On-line version ISSN 1816-7950
Print version ISSN 0378-4738
RUKUNI, TT; MAREE, JP and CARLSSON, FHH. Investigation of carbonate dissolution for the separation of magnesium hydroxide and calcium sulphate in a magnesium hydroxide-calcium sulphate mixed sludge. Water SA [online]. 2015, vol.41, n.2, pp.253-262. ISSN 1816-7950. http://dx.doi.org/10.4314/wsa.v41i2.11.
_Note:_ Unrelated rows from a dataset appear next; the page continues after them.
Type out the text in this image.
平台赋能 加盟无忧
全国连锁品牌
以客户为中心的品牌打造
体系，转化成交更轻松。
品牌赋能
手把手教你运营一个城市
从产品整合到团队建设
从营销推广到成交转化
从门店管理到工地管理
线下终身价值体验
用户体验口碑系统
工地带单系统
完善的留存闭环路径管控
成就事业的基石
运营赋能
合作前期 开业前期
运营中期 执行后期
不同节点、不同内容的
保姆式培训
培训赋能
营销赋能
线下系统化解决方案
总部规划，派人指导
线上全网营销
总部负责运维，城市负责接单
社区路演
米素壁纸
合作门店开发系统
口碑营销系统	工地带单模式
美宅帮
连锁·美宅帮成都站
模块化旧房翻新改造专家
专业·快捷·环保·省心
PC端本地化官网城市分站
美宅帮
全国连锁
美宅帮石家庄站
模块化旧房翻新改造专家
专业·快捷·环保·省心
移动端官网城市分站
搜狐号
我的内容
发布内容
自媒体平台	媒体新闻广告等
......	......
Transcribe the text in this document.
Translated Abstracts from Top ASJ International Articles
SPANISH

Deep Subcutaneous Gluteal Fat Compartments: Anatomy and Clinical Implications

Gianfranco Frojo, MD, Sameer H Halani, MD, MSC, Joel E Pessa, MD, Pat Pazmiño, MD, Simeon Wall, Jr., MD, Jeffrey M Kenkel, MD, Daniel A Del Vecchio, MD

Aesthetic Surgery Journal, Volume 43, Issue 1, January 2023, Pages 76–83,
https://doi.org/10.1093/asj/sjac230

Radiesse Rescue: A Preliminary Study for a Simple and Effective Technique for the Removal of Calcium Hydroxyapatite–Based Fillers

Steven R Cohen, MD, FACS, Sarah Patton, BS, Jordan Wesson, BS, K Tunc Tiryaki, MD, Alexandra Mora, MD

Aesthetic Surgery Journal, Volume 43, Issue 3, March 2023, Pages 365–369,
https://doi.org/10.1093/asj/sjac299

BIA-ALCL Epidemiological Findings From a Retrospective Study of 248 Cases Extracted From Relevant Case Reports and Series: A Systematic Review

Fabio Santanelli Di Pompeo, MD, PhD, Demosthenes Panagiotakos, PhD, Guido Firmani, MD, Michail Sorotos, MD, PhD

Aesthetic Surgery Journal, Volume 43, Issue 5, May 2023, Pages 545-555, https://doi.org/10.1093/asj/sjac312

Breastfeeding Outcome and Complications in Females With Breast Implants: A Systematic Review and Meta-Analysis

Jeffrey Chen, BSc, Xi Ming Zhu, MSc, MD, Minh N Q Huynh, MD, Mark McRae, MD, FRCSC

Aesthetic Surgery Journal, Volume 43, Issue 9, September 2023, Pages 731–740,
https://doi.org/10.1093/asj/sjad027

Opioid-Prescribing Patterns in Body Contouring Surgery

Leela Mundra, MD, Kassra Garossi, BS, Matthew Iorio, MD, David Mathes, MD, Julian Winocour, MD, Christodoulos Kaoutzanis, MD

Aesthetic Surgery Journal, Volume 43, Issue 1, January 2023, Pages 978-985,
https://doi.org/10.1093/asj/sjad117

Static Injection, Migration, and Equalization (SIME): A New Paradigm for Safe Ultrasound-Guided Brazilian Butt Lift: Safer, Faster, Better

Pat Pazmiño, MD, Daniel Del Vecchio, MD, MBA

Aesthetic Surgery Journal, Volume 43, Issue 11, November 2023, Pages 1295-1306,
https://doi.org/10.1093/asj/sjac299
South Africa is experiencing a large environmental problem due to uncontrolled discharge of acid mine water into public water courses. The need for neutralisation and desalination of acid mine drainage is a significant issue in South Africa and the sludges that result from mine wastewater treatment usually contain elevated levels of mixed contaminants derived from those originally contained in the wastewater. A more reasonable approach to ultimate sludge disposal is to view the sludge as a resource that can be recycled or reused. Carbon dioxide and a sludge mixture consisting of Mg(OH)2 and CaSO4.2H2O are by-products from acid mine drainage treatment processes. This study was carried out to explore the feasibility of separating Mg(OH)2 from CaSO4.2H2O through dissolution of Mg(OH)2 by accelerated carbonation in a pressurised, completely-mixed reactor. The effects of temperature and pressure, and of both together, on the dissolution of the sludge mixture with time were investigated. Parameters monitored included alkalinity, pH, conductivity and Ca2+, Mg2+ and SO42- concentrations. OLI Analyser Studio Version 9.0 software was used for modelling predictions of chemical speciation of the mixtures. The optimum separation capacity for the Mg(OH)2-CaSO4.2H2O sludge mixture was determined to be 99.34% Mg2+ and 0.05% Ca2+ in the aqueous phase when contacted with CO2 at a temperature of 5°C and pressure of 150 kPa. The model predictions were in agreement with the experimental findings. Temperature and pressure have a significant impact on the dissolution of the mixed sludges when contacted with CO2.
Keywords : Carbonation; gypsum; dissolution; reclamation; carbon dioxide; sludge disposal.